しかし、ここはどう考えても、自分の傷心に言及し仲間たちの心無い仕打ちを責めることより、“チビデブハゲ”という差別用語の打ち消しを優先すべき場面。
ゆえに、瞬は自身の傷心をひた隠し、かなりの無理をして、少々引きつった感のある微笑を その口許に浮かべたのである。

「で……でも、女の子って、ものすごく健気で勇敢だよ。この時季のチョコレート売り場は、聖闘士のバトルなんか目じゃないくらい凄絶な戦場になってるのに、女の子たちは、そのただ中に臆することなく飛び込んでいって奮闘するんだ。僕なんか、いつも、女の子たちに押されたり、薙ぎ払われたりして、なんとか買い物を済ませたあとは くたくたのぼろぼろになっちゃってるんだから」

瞬の弁護が、“女の子”に対する差別用語を打ち消すことに役立ったのかどうかは、大いに疑わしい。
おそらく それはほとんど役に立っていなかった。
が、瞬の役に立たない“女の子”弁護は、別の効用を(“女の子”ではなく瞬に)もたらしてくれたのである。
なんと、瞬のその凄絶な戦場の話を聞いた氷河が、今日の瞬の戦いへの援軍を申し出てくれたのだ。
氷河の意外な申し出に驚いた瞬は、おかげで、差別用語撤回の件と自身の傷心の件をすっかり忘れてしまったのである。

「で……でも、女の子ばっかりのとこに男の人が混じっていたら、変な目で見られるかもしれないよ」
そう、氷河に尋ねてしまったあとで、瞬は自分が口にした言葉に自分で傷付いた。
もちろん氷河は、『おまえは 変な目で見られないのか』などという無神経な突っ込みを入れたりなどせず――彼は、本当に壮絶を極めた女の戦場に付き合ってくれたのである。

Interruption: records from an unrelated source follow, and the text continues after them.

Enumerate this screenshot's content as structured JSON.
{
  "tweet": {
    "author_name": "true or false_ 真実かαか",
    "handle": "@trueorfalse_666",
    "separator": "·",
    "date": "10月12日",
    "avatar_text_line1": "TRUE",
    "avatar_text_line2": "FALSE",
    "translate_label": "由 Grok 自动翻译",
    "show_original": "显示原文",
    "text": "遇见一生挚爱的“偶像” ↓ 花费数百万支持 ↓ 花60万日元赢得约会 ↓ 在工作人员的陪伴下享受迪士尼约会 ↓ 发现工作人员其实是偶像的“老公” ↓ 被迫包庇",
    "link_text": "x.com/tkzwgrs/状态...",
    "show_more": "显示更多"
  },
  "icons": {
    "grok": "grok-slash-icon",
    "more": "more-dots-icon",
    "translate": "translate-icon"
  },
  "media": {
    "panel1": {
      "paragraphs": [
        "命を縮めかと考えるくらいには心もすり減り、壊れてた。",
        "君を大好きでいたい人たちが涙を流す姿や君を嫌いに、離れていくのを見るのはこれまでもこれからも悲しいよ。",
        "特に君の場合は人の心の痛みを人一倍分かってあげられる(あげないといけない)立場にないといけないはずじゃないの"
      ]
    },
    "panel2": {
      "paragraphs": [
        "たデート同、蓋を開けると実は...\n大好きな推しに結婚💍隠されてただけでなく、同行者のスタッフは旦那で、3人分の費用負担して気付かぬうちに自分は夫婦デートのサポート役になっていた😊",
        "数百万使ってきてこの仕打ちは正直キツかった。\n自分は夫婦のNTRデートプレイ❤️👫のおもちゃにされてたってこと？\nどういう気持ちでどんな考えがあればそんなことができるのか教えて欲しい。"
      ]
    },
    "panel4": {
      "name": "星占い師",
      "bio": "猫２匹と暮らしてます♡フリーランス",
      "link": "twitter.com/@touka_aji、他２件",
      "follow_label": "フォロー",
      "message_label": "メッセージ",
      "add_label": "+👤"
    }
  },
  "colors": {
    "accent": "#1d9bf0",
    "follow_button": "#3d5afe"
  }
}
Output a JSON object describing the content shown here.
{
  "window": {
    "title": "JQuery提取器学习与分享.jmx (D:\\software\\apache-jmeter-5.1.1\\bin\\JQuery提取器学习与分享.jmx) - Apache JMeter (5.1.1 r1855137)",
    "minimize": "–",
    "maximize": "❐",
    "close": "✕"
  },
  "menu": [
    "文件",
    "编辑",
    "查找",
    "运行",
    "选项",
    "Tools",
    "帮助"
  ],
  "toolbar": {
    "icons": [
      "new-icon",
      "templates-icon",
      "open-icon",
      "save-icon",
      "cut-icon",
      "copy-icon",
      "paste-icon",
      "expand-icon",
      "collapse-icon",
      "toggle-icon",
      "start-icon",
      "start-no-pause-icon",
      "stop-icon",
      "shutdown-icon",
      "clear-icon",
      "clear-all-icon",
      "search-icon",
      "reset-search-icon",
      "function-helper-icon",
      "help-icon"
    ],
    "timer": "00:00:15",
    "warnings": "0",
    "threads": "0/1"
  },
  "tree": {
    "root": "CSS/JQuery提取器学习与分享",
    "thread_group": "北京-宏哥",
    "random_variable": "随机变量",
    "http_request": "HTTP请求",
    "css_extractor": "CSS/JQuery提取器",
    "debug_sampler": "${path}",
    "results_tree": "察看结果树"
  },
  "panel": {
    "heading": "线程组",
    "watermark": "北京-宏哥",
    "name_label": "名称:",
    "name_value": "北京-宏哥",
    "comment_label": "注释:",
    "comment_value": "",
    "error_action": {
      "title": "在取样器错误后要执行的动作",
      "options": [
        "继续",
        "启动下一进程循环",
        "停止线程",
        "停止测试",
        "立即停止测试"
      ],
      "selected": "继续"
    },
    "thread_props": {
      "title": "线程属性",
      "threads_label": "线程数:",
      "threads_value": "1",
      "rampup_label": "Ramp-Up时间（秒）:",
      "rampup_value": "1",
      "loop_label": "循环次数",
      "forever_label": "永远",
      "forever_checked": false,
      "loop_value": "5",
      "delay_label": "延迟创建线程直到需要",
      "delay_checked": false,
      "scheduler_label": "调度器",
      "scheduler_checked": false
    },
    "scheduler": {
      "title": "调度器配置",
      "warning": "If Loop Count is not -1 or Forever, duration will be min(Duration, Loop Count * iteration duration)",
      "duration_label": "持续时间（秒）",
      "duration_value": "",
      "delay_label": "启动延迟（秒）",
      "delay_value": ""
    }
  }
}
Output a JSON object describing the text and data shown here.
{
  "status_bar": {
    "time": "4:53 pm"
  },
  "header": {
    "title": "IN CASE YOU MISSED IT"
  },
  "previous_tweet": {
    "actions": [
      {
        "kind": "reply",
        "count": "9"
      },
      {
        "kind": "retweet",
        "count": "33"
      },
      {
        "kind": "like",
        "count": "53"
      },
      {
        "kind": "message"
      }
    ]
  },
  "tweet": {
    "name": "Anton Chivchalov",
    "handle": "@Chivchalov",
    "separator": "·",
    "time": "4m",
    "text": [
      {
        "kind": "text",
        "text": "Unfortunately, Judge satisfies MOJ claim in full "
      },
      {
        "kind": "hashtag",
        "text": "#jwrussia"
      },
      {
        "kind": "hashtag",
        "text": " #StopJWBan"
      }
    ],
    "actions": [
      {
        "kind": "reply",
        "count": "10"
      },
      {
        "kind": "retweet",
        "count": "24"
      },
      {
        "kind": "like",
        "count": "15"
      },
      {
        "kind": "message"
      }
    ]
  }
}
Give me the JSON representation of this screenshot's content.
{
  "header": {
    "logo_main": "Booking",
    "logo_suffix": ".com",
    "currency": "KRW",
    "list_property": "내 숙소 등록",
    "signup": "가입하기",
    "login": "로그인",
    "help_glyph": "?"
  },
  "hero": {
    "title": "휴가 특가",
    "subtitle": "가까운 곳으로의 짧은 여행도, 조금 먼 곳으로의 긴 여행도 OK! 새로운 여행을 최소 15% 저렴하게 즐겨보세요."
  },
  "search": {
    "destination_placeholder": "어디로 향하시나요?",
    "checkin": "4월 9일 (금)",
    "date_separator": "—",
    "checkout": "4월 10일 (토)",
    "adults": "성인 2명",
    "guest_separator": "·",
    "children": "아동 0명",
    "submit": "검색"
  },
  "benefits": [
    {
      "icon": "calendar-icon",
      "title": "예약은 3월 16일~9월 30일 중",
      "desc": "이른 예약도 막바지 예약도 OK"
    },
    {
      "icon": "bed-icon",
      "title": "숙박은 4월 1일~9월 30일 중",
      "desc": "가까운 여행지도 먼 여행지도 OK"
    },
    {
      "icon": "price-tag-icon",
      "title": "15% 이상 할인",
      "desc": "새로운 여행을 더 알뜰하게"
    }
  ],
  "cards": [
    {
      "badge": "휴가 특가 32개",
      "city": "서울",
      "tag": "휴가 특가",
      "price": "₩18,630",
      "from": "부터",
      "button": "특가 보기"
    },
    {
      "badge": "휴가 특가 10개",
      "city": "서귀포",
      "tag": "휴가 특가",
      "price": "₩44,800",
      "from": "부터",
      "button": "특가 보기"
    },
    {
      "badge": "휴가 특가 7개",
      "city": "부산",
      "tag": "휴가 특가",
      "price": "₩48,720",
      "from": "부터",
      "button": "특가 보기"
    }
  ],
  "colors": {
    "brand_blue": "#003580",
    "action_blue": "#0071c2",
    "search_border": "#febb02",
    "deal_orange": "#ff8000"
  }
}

氷河という同伴者を得て、瞬の今年のチョコレート購入は非常に楽な作業になった。
氷河が盾になって瞬の身を庇ってくれたおかげで、女の子の集団に押し潰されることもなければ、中年の女性陣に引き倒されることもなく、瞬は、いつもの4分の1の時間で 無事に 仲間用の義理チョコ購入という難事業を遂行することができたのである。

「氷河のおかげで、今年はすっごく楽に買い物ができたよ。ありがとう!」
「いや……」
自分がそれほど大層なことをしたとは、氷河は思っていなかったのだろう。
彼は、感激した瞬の感謝の言葉に、無感動にも思えるほど控えめな表情と声で頷いただけだった。
氷河のその謙虚な様子に更に感動を深めた瞬は、氷河のために もうひとまわり大きいチョコレートを購入すべく、後日 一人でこっそり この戦場に再びやってこようと、胸中深く決意したのである。